HeteroPod: XPU-Accelerated Infrastructure Offloading for Commodity Cloud-Native Applications
Bicheng Yang, Jingkai He, Dong Du, Yubin Xia, Haibo Chen
TL;DR
HeteroPod introduces a dynamic cross-PU offload approach that moves cloud-native infra containers from CPU to DPUs to reduce infra-burden while preserving Pod semantics. It furnishes HeteroNet, a cross-PU networking substrate based on a split network namespace and a kernel-co-designed, kernel-bypass-friendly user-space stack, enabling high-performance communication across CPUs and DPUs. Through HeteroK8s, the authors demonstrate substantial performance and scalability gains across service mesh, serverless, and scheduling workloads on real DPUs and CXL-based setups, including dramatic latency reductions and resource savings versus state-of-the-art approaches. The work provides a practical path toward denser, more isolated, and cost-efficient cloud-native deployments with open-source tooling for broader adoption.
Abstract
Cloud-native systems increasingly rely on infrastructure services (e.g., service meshes, monitoring agents), which compete for resources with user applications, degrading performance and scalability. We propose HeteroPod, a new abstraction that offloads these services to Data Processing Units (DPUs) to enforce strict isolation while reducing host resource contention and operational costs. To realize HeteroPod, we introduce HeteroNet, a cross-PU (XPU) network system featuring: (1) split network namespace, a unified network abstraction for processes spanning CPU and DPU, and (2) elastic and efficient XPU networking, a communication mechanism achieving shared-memory performance without pinned resource overhead and polling costs.
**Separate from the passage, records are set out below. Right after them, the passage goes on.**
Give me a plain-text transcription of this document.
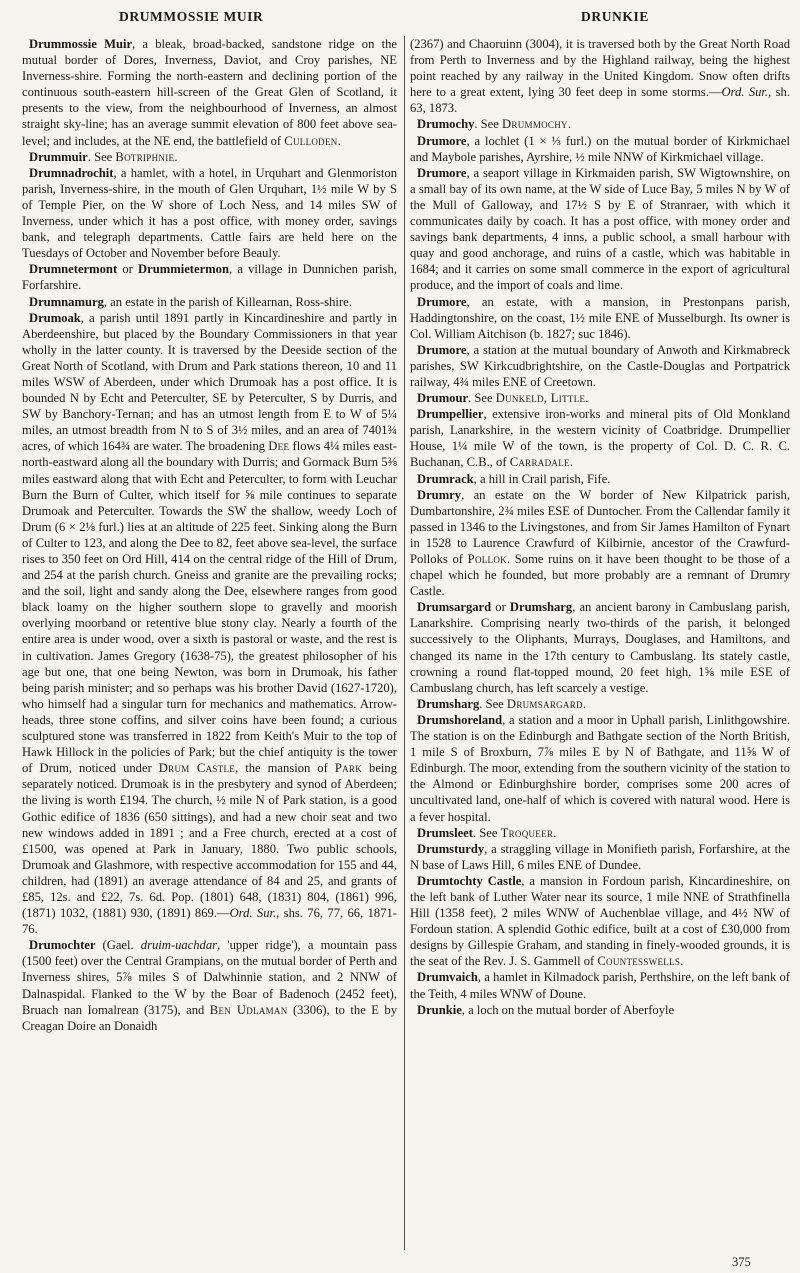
DRUMMOSSIE MUIR	DRUNKIE

Drummossie Muir, a bleak, broad-backed, sandstone ridge on the mutual border of Dores, Inverness, Daviot, and Croy parishes, NE Inverness-shire. Forming the north-eastern and declining portion of the continuous south-eastern hill-screen of the Great Glen of Scotland, it presents to the view, from the neighbourhood of Inverness, an almost straight sky-line; has an average summit elevation of 800 feet above sea-level; and includes, at the NE end, the battlefield of Culloden.

Drummuir. See Botriphnie.

Drumnadrochit, a hamlet, with a hotel, in Urquhart and Glenmoriston parish, Inverness-shire, in the mouth of Glen Urquhart, 1½ mile W by S of Temple Pier, on the W shore of Loch Ness, and 14 miles SW of Inverness, under which it has a post office, with money order, savings bank, and telegraph departments. Cattle fairs are held here on the Tuesdays of October and November before Beauly.

Drumnetermont or Drummietermon, a village in Dunnichen parish, Forfarshire.

Drumnamurg, an estate in the parish of Killearnan, Ross-shire.

Drumoak, a parish until 1891 partly in Kincardineshire and partly in Aberdeenshire, but placed by the Boundary Commissioners in that year wholly in the latter county. It is traversed by the Deeside section of the Great North of Scotland, with Drum and Park stations thereon, 10 and 11 miles WSW of Aberdeen, under which Drumoak has a post office. It is bounded N by Echt and Peterculter, SE by Peterculter, S by Durris, and SW by Banchory-Ternan; and has an utmost length from E to W of 5¼ miles, an utmost breadth from N to S of 3½ miles, and an area of 7401¾ acres, of which 164¾ are water. The broadening Dee flows 4¼ miles east-north-eastward along all the boundary with Durris; and Gormack Burn 5⅜ miles eastward along that with Echt and Peterculter, to form with Leuchar Burn the Burn of Culter, which itself for ⅝ mile continues to separate Drumoak and Peterculter. Towards the SW the shallow, weedy Loch of Drum (6 × 2⅛ furl.) lies at an altitude of 225 feet. Sinking along the Burn of Culter to 123, and along the Dee to 82, feet above sea-level, the surface rises to 350 feet on Ord Hill, 414 on the central ridge of the Hill of Drum, and 254 at the parish church. Gneiss and granite are the prevailing rocks; and the soil, light and sandy along the Dee, elsewhere ranges from good black loamy on the higher southern slope to gravelly and moorish overlying moorband or retentive blue stony clay. Nearly a fourth of the entire area is under wood, over a sixth is pastoral or waste, and the rest is in cultivation. James Gregory (1638-75), the greatest philosopher of his age but one, that one being Newton, was born in Drumoak, his father being parish minister; and so perhaps was his brother David (1627-1720), who himself had a singular turn for mechanics and mathematics. Arrow-heads, three stone coffins, and silver coins have been found; a curious sculptured stone was transferred in 1822 from Keith's Muir to the top of Hawk Hillock in the policies of Park; but the chief antiquity is the tower of Drum, noticed under Drum Castle, the mansion of Park being separately noticed. Drumoak is in the presbytery and synod of Aberdeen; the living is worth £194. The church, ½ mile N of Park station, is a good Gothic edifice of 1836 (650 sittings), and had a new choir seat and two new windows added in 1891 ; and a Free church, erected at a cost of £1500, was opened at Park in January, 1880. Two public schools, Drumoak and Glashmore, with respective accommodation for 155 and 44, children, had (1891) an average attendance of 84 and 25, and grants of £85, 12s. and £22, 7s. 6d. Pop. (1801) 648, (1831) 804, (1861) 996, (1871) 1032, (1881) 930, (1891) 869.—Ord. Sur., shs. 76, 77, 66, 1871-76.

Drumochter (Gael. druim-uachdar, 'upper ridge'), a mountain pass (1500 feet) over the Central Grampians, on the mutual border of Perth and Inverness shires, 5⅞ miles S of Dalwhinnie station, and 2 NNW of Dalnaspidal. Flanked to the W by the Boar of Badenoch (2452 feet), Bruach nan Iomalrean (3175), and Ben Udlaman (3306), to the E by Creagan Doire an Donaidh

(2367) and Chaoruinn (3004), it is traversed both by the Great North Road from Perth to Inverness and by the Highland railway, being the highest point reached by any railway in the United Kingdom. Snow often drifts here to a great extent, lying 30 feet deep in some storms.—Ord. Sur., sh. 63, 1873.

Drumochy. See Drummochy.

Drumore, a lochlet (1 × ⅓ furl.) on the mutual border of Kirkmichael and Maybole parishes, Ayrshire, ½ mile NNW of Kirkmichael village.

Drumore, a seaport village in Kirkmaiden parish, SW Wigtownshire, on a small bay of its own name, at the W side of Luce Bay, 5 miles N by W of the Mull of Galloway, and 17½ S by E of Stranraer, with which it communicates daily by coach. It has a post office, with money order and savings bank departments, 4 inns, a public school, a small harbour with quay and good anchorage, and ruins of a castle, which was habitable in 1684; and it carries on some small commerce in the export of agricultural produce, and the import of coals and lime.

Drumore, an estate, with a mansion, in Prestonpans parish, Haddingtonshire, on the coast, 1½ mile ENE of Musselburgh. Its owner is Col. William Aitchison (b. 1827; suc 1846).

Drumore, a station at the mutual boundary of Anwoth and Kirkmabreck parishes, SW Kirkcudbrightshire, on the Castle-Douglas and Portpatrick railway, 4¾ miles ENE of Creetown.

Drumour. See Dunkeld, Little.

Drumpellier, extensive iron-works and mineral pits of Old Monkland parish, Lanarkshire, in the western vicinity of Coatbridge. Drumpellier House, 1¼ mile W of the town, is the property of Col. D. C. R. C. Buchanan, C.B., of Carradale.

Drumrack, a hill in Crail parish, Fife.

Drumry, an estate on the W border of New Kilpatrick parish, Dumbartonshire, 2¾ miles ESE of Duntocher. From the Callendar family it passed in 1346 to the Livingstones, and from Sir James Hamilton of Fynart in 1528 to Laurence Crawfurd of Kilbirnie, ancestor of the Crawfurd-Polloks of Pollok. Some ruins on it have been thought to be those of a chapel which he founded, but more probably are a remnant of Drumry Castle.

Drumsargard or Drumsharg, an ancient barony in Cambuslang parish, Lanarkshire. Comprising nearly two-thirds of the parish, it belonged successively to the Oliphants, Murrays, Douglases, and Hamiltons, and changed its name in the 17th century to Cambuslang. Its stately castle, crowning a round flat-topped mound, 20 feet high, 1⅝ mile ESE of Cambuslang church, has left scarcely a vestige.

Drumsharg. See Drumsargard.

Drumshoreland, a station and a moor in Uphall parish, Linlithgowshire. The station is on the Edinburgh and Bathgate section of the North British, 1 mile S of Broxburn, 7⅞ miles E by N of Bathgate, and 11⅝ W of Edinburgh. The moor, extending from the southern vicinity of the station to the Almond or Edinburghshire border, comprises some 200 acres of uncultivated land, one-half of which is covered with natural wood. Here is a fever hospital.

Drumsleet. See Troqueer.

Drumsturdy, a straggling village in Monifieth parish, Forfarshire, at the N base of Laws Hill, 6 miles ENE of Dundee.

Drumtochty Castle, a mansion in Fordoun parish, Kincardineshire, on the left bank of Luther Water near its source, 1 mile NNE of Strathfinella Hill (1358 feet), 2 miles WNW of Auchenblae village, and 4½ NW of Fordoun station. A splendid Gothic edifice, built at a cost of £30,000 from designs by Gillespie Graham, and standing in finely-wooded grounds, it is the seat of the Rev. J. S. Gammell of Countesswells.

Drumvaich, a hamlet in Kilmadock parish, Perthshire, on the left bank of the Teith, 4 miles WNW of Doune.

Drunkie, a loch on the mutual border of Aberfoyle

375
By leveraging HeteroNet and the compositional nature of cloud-native workloads, HeteroPod can optimally offload infrastructure containers to DPUs. We implement HeteroNet based on Linux, and implement a cloud-native system called HeteroK8s based on Kubernetes. We evaluate the systems using NVIDIA Bluefield-2 DPUs and CXL-based DPUs (simulated with real CXL memory devices). The results show that HeteroK8s effectively supports complex (unmodified) commodity cloud-native applications (up to 1 million LoC) and provides up to 31.9x better latency and 64x less resource consumption (compared with kernel-bypass design), 60% better end-to-end latency, and 55% higher scalability compared with SOTA systems.